FOLHA _ Um grupo cada vez maior de economistas e estudiosos da globalização está prevendo o declínio do poder americano e o decorrente vácuo na governança global. O último a se juntar ao coro dos “declinistas”, como eles vêm sendo chamados, é o economista Nouriel Roubini. Roubini, professor da Universidade de Nova York (com quem eu tive aulas espetaculares em 2001), ficou conhecido como Dr. Doom, por seu habitual pessimismo e por ter previsto a crise mundial de 2008. Desta vez, Roubini, que além de bom professor é ótimo de marketing, saiu com um artigo na Foreign Affairs sobre o “Mundo G-Zero”, em parceria com Ian Bremmer, mandachuva da consultoria Eurasia Group. Que G20, que nada. “Em vez de ser um fórum para conciliação, o G20 provavelmente será uma arena para conflitos”, dizem Roubini e Bremmer no artigo. Os países reunidos no grupo dos 20 tiveram um raro momento de convergência de ideias no pico da crise financeira. Naquelas primeiras reuniões, em Washington, em novembro de 2008, e Londres, em abril de 2009, os países coordenaram seus programas de estímulo fiscal e monetário para tirar suas economias da crise, aumentaram o funding do FMI e concordaram com novas regras para as instituições financeiras. Mas passada a emergência da crise, os G-20 não conseguem mais se entender. Brigam por causa da revalorização do yuan, do afrouxamento monetário dos Estrados Unidos, medidas antidumping. “Após a crise financeira, os EUA não são mais os líderes da economia mundial, e nenhum outro país tem a alavancagem política ou econômica para substituí-los.” E além disso, “nenhum país ou bloco de países tem a vontade ou qualificação para conduzir uma agenda verdadeiramente internacional.”

Os Estados Unidos não têm mais o cacife financeiro ou militar para se manter como os provedores de governança global de última instância, os garantidores da estabilidade necessária para que o comércio mundial transcorra sem sobressaltos, etc. E quem entra no lugar? A China não tem vontade de assumir esse abacaxi. União Europeia tem um abacaxi interno gigante para descascar antes de se preocupar com o mundo que a rodeia. E o Japão está entrando na terceira década de sua “década perdida”. Daí o vácuo. Gideon Rachman, principal colunista de política externa do Financial Times, diz a mesma coisa (de forma bem mais completa e profunda) no livro que lançou em novembro na Inglaterra, e que saiu este mês nos EUA: “Mundo Soma Zero – Pode e Política depois da Quebra”. Para Rachman, ficou para trás a ideia de que a globalização pode ser um jogo de ganha-ganha, que unidos os países podem implementar medidas que beneficiam a todos. Agora, predomina um jogo de soma-zero – o ganho de um é a perda de outro. A China usa políticas mercantilistas de manter sua moeda desvalorizada para garantir a saúde de seu setor exportador, mas isso prejudica vários outros países. Estados Unidos e China não querem ceder nas negociações sobre mudança climáticas, acham que o ganho de um será a perda de outro.

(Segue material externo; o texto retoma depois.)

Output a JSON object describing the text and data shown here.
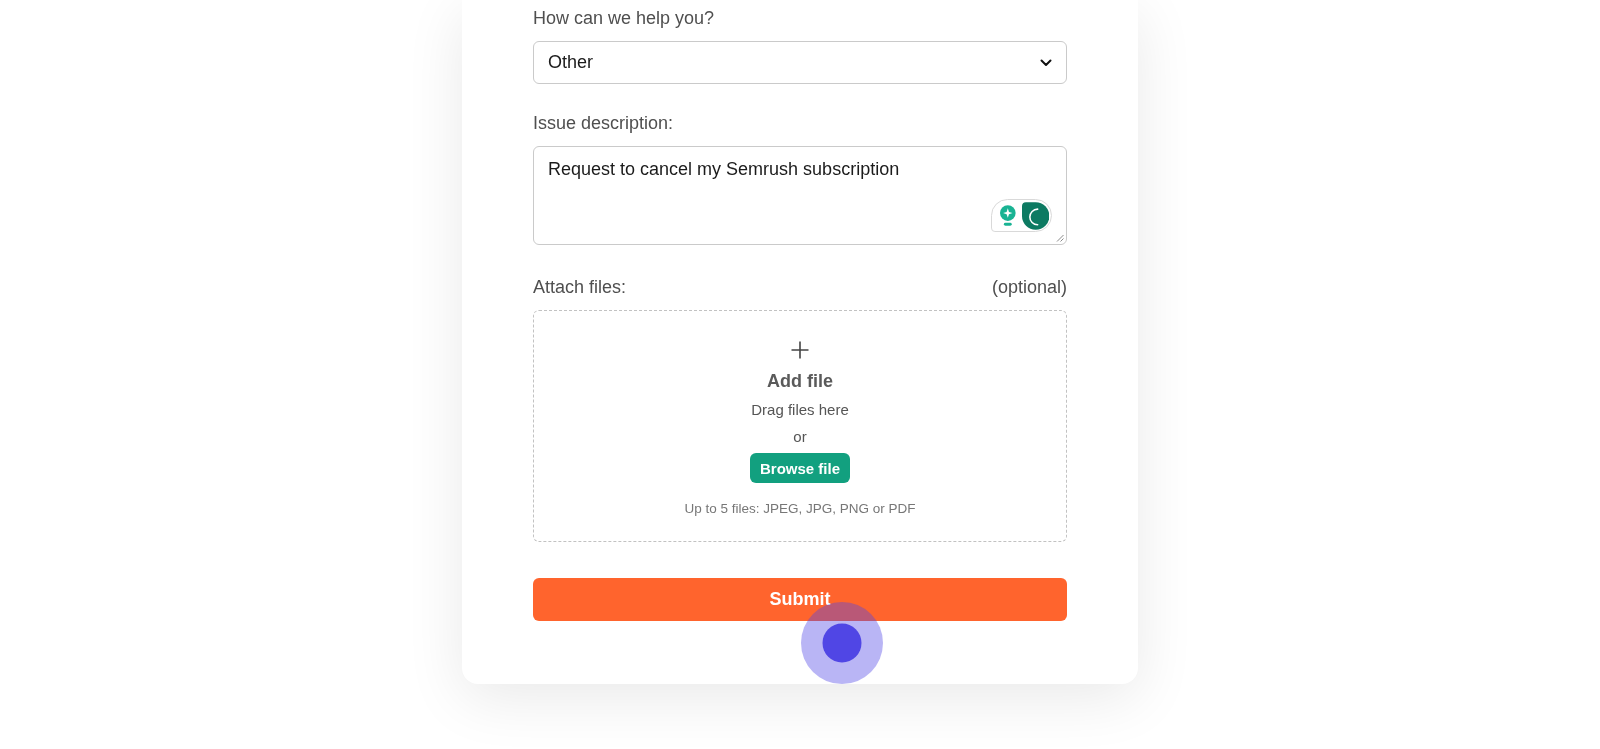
{
  "form": {
    "fields": [
      {
        "kind": "select",
        "label": "How can we help you?",
        "value": "Other"
      },
      {
        "kind": "textarea",
        "label": "Issue description:",
        "value": "Request to cancel my Semrush subscription"
      },
      {
        "kind": "upload",
        "label": "Attach files:",
        "note": "(optional)",
        "title": "Add file",
        "hint": "Drag files here",
        "separator": "or",
        "button": "Browse file",
        "limits": "Up to 5 files: JPEG, JPG, PNG or PDF"
      }
    ],
    "submit_button": "Submit"
  }
}
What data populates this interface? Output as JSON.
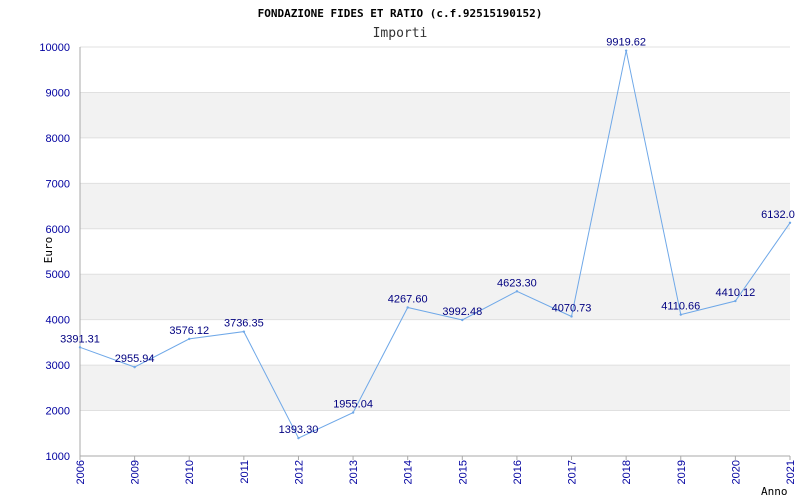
{
  "chart_data": {
    "type": "line",
    "title": "FONDAZIONE FIDES ET RATIO (c.f.92515190152)",
    "subtitle": "Importi",
    "xlabel": "Anno",
    "ylabel": "Euro",
    "ylim": [
      1000,
      10000
    ],
    "yticks": [
      "1000",
      "2000",
      "3000",
      "4000",
      "5000",
      "6000",
      "7000",
      "8000",
      "9000",
      "10000"
    ],
    "categories": [
      "2006",
      "2009",
      "2010",
      "2011",
      "2012",
      "2013",
      "2014",
      "2015",
      "2016",
      "2017",
      "2018",
      "2019",
      "2020",
      "2021"
    ],
    "series": [
      {
        "values": [
          3391.31,
          2955.94,
          3576.12,
          3736.35,
          1393.3,
          1955.04,
          4267.6,
          3992.48,
          4623.3,
          4070.73,
          9919.62,
          4110.66,
          4410.12,
          6132.0
        ],
        "labels": [
          "3391.31",
          "2955.94",
          "3576.12",
          "3736.35",
          "1393.30",
          "1955.04",
          "4267.60",
          "3992.48",
          "4623.30",
          "4070.73",
          "9919.62",
          "4110.66",
          "4410.12",
          "6132.0"
        ]
      }
    ],
    "grid": true,
    "colors": {
      "line": "#6fa8e8",
      "band": "#f2f2f2",
      "grid": "#e0e0e0",
      "axis": "#a8a8a8",
      "tick_text": "#0000a0",
      "data_label": "#000080"
    }
  }
}
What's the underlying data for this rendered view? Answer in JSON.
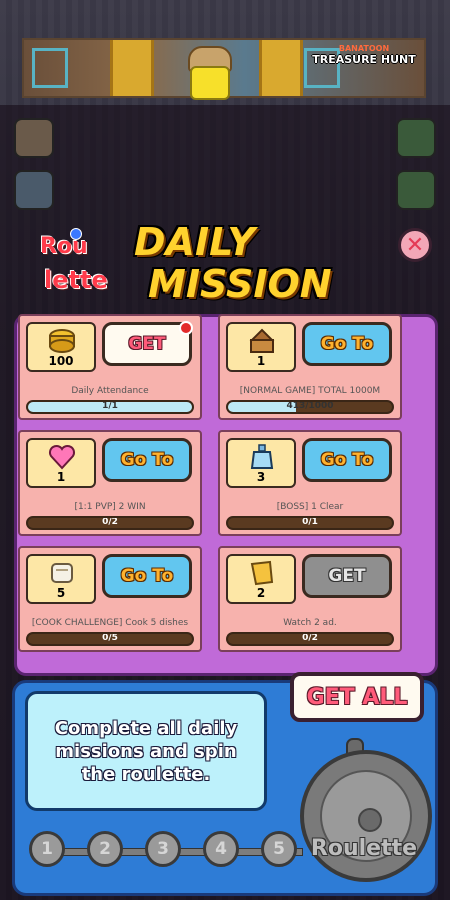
{
  "banner": {
    "brand": "BANATOON",
    "title": "TREASURE HUNT"
  },
  "header": {
    "roulette_top": "Rou",
    "roulette_bottom": "lette",
    "title_line1": "DAILY",
    "title_line2": "MISSION"
  },
  "missions": [
    {
      "icon": "coin-stack-icon",
      "count": "100",
      "button": "GET",
      "button_state": "get",
      "notification": true,
      "description": "Daily Attendance",
      "progress_text": "1/1",
      "progress": 1.0
    },
    {
      "icon": "treasure-chest-icon",
      "count": "1",
      "button": "Go To",
      "button_state": "goto",
      "notification": false,
      "description": "[NORMAL GAME] TOTAL 1000M",
      "progress_text": "413/1000",
      "progress": 0.413
    },
    {
      "icon": "pink-heart-icon",
      "count": "1",
      "button": "Go To",
      "button_state": "goto",
      "notification": false,
      "description": "[1:1 PVP] 2 WIN",
      "progress_text": "0/2",
      "progress": 0
    },
    {
      "icon": "blue-potion-icon",
      "count": "3",
      "button": "Go To",
      "button_state": "goto",
      "notification": false,
      "description": "[BOSS] 1 Clear",
      "progress_text": "0/1",
      "progress": 0
    },
    {
      "icon": "scroll-icon",
      "count": "5",
      "button": "Go To",
      "button_state": "goto",
      "notification": false,
      "description": "[COOK CHALLENGE] Cook 5 dishes",
      "progress_text": "0/5",
      "progress": 0
    },
    {
      "icon": "gold-ticket-icon",
      "count": "2",
      "button": "GET",
      "button_state": "disabled",
      "notification": false,
      "description": "Watch 2 ad.",
      "progress_text": "0/2",
      "progress": 0
    }
  ],
  "get_all_label": "GET ALL",
  "bottom": {
    "message": "Complete all daily missions and spin the roulette.",
    "steps": [
      "1",
      "2",
      "3",
      "4",
      "5"
    ],
    "wheel_label": "Roulette"
  },
  "colors": {
    "panel": "#c06ad8",
    "card": "#f7b2ad",
    "goto_button": "#62c6ef",
    "title": "#ffd22e",
    "bottom_panel": "#2e7cd6"
  }
}
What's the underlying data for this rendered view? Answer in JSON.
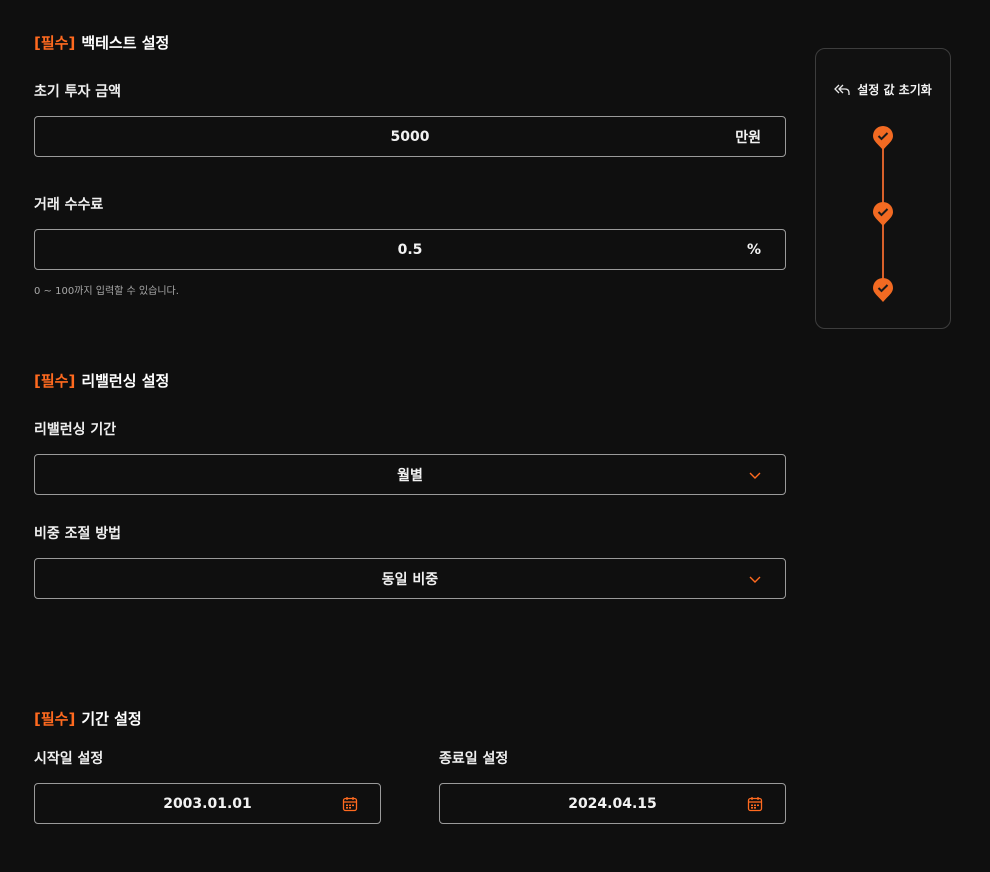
{
  "required_tag": "[필수]",
  "backtest": {
    "title": "백테스트 설정",
    "initial_investment": {
      "label": "초기 투자 금액",
      "value": "5000",
      "unit": "만원"
    },
    "trading_fee": {
      "label": "거래 수수료",
      "value": "0.5",
      "unit": "%",
      "hint": "0 ~ 100까지 입력할 수 있습니다."
    }
  },
  "rebalancing": {
    "title": "리밸런싱 설정",
    "period": {
      "label": "리밸런싱 기간",
      "selected": "월별"
    },
    "weighting": {
      "label": "비중 조절 방법",
      "selected": "동일 비중"
    }
  },
  "period": {
    "title": "기간 설정",
    "start": {
      "label": "시작일 설정",
      "value": "2003.01.01"
    },
    "end": {
      "label": "종료일 설정",
      "value": "2024.04.15"
    }
  },
  "side_panel": {
    "reset_label": "설정 값 초기화",
    "steps_completed": [
      true,
      true,
      true
    ]
  },
  "colors": {
    "accent": "#ff6a1f",
    "background": "#0f0f0f",
    "border": "#9a9a9a"
  },
  "icons": {
    "reset": "undo-arrow-icon",
    "dropdown": "chevron-down-icon",
    "date": "calendar-icon",
    "step": "check-pin-icon"
  }
}
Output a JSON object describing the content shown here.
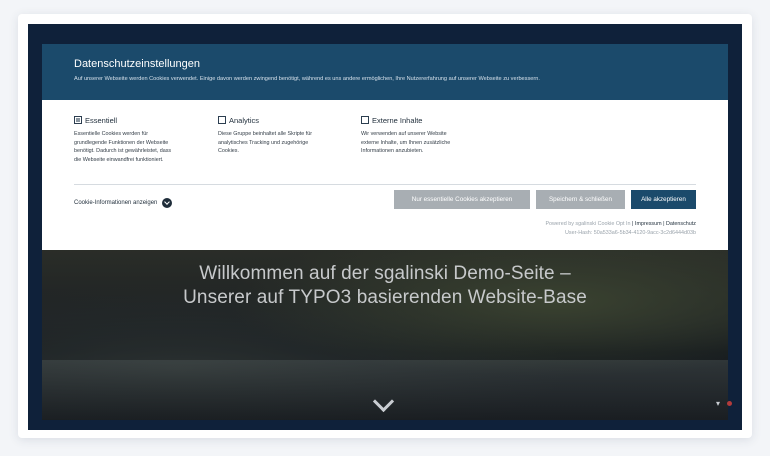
{
  "hero": {
    "title_line1": "Willkommen auf der sgalinski Demo-Seite –",
    "title_line2": "Unserer auf TYPO3 basierenden Website-Base"
  },
  "modal": {
    "title": "Datenschutzeinstellungen",
    "description": "Auf unserer Webseite werden Cookies verwendet. Einige davon werden zwingend benötigt, während es uns andere ermöglichen, Ihre Nutzererfahrung auf unserer Webseite zu verbessern.",
    "groups": [
      {
        "label": "Essentiell",
        "checked": true,
        "lines": [
          "Essentielle Cookies werden für",
          "grundlegende Funktionen der Webseite",
          "benötigt. Dadurch ist gewährleistet, dass",
          "die Webseite einwandfrei funktioniert."
        ]
      },
      {
        "label": "Analytics",
        "checked": false,
        "lines": [
          "Diese Gruppe beinhaltet alle Skripte für",
          "analytisches Tracking und zugehörige",
          "Cookies."
        ]
      },
      {
        "label": "Externe Inhalte",
        "checked": false,
        "lines": [
          "Wir verwenden auf unserer Website",
          "externe Inhalte, um Ihnen zusätzliche",
          "Informationen anzubieten."
        ]
      }
    ],
    "info_link": "Cookie-Informationen anzeigen",
    "buttons": {
      "essential_only": "Nur essentielle Cookies akzeptieren",
      "save_close": "Speichern & schließen",
      "accept_all": "Alle akzeptieren"
    },
    "powered_by": "Powered by sgalinski Cookie Opt In",
    "separator": "|",
    "imprint": "Impressum",
    "privacy": "Datenschutz",
    "user_hash": "User-Hash: 50a533a6-5b34-4120-9acc-3c2d6444d03b"
  },
  "colors": {
    "primary": "#1b4a6b",
    "button_gray": "#a8aeb3",
    "page_background": "#0f213a"
  }
}
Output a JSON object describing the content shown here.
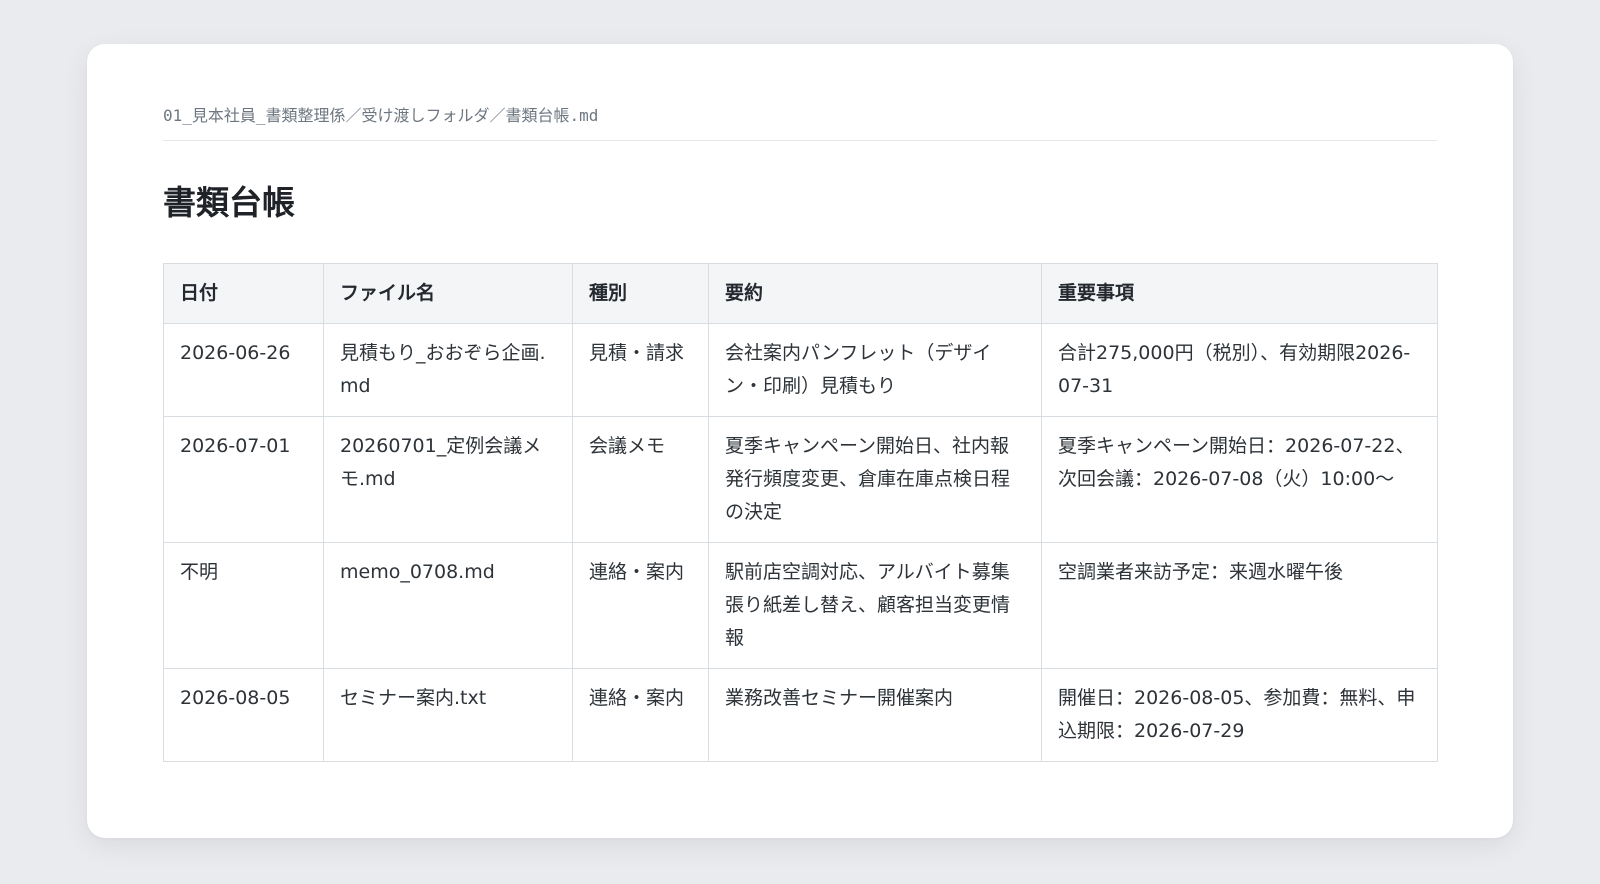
{
  "document": {
    "path": "01_見本社員_書類整理係／受け渡しフォルダ／書類台帳.md",
    "title": "書類台帳"
  },
  "table": {
    "headers": [
      "日付",
      "ファイル名",
      "種別",
      "要約",
      "重要事項"
    ],
    "rows": [
      [
        "2026-06-26",
        "見積もり_おおぞら企画.md",
        "見積・請求",
        "会社案内パンフレット（デザイン・印刷）見積もり",
        "合計275,000円（税別）、有効期限2026-07-31"
      ],
      [
        "2026-07-01",
        "20260701_定例会議メモ.md",
        "会議メモ",
        "夏季キャンペーン開始日、社内報発行頻度変更、倉庫在庫点検日程の決定",
        "夏季キャンペーン開始日：2026-07-22、次回会議：2026-07-08（火）10:00〜"
      ],
      [
        "不明",
        "memo_0708.md",
        "連絡・案内",
        "駅前店空調対応、アルバイト募集張り紙差し替え、顧客担当変更情報",
        "空調業者来訪予定：来週水曜午後"
      ],
      [
        "2026-08-05",
        "セミナー案内.txt",
        "連絡・案内",
        "業務改善セミナー開催案内",
        "開催日：2026-08-05、参加費：無料、申込期限：2026-07-29"
      ]
    ]
  }
}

Outros analistas abordaram o propalado “declinismo” recentemente. Em seu livro “A Superpotência Frugal”, de 2010, Michael Mandelbaum, professor da Johns Hopkins University e guru do colunista Thomas Friedman, parte do mesmo pressuposto de que os EUA não têm mais condições de ser a única superpotência global, fiadora da estabilidade do mundo. Para Mandelbaum, o mundo com menos Estados Unidos será um mundo pior, porque ninguém irá assumir o comando – e várias áreas podem dar problemas sem um policial global, como o Irã, Oriente Médio, comércio mundial. Antes dele, Andrew Bacevich, um dos primeiros Obamacons –os conservadores que aderiram a Obama– também mergulhou no tema em seu livro “Limites do poder, o fim do excepcionalismo americano”, de 2008.Bacevich também fala da liderança americana em tempo de vacas magras. Agora, resta ver se todos esses declinistas estão certos. Parafraseando o escritor americano Mark Twain, as notícias sobre a morte dos Estados Unidos são bastante exageradas. Já ouvimos a mesma história com a Rússia na Guerra Fria e o Japão nos anos 80. E os EUA se provaram resilientes. Mas ainda que a potência desafie as previsões dos catastrofistas e recobre seu vigor econômico, terá de se acostumar a dividir o palco geopolítico com outras potências. A fase de monólogo certamente chegou ao fim.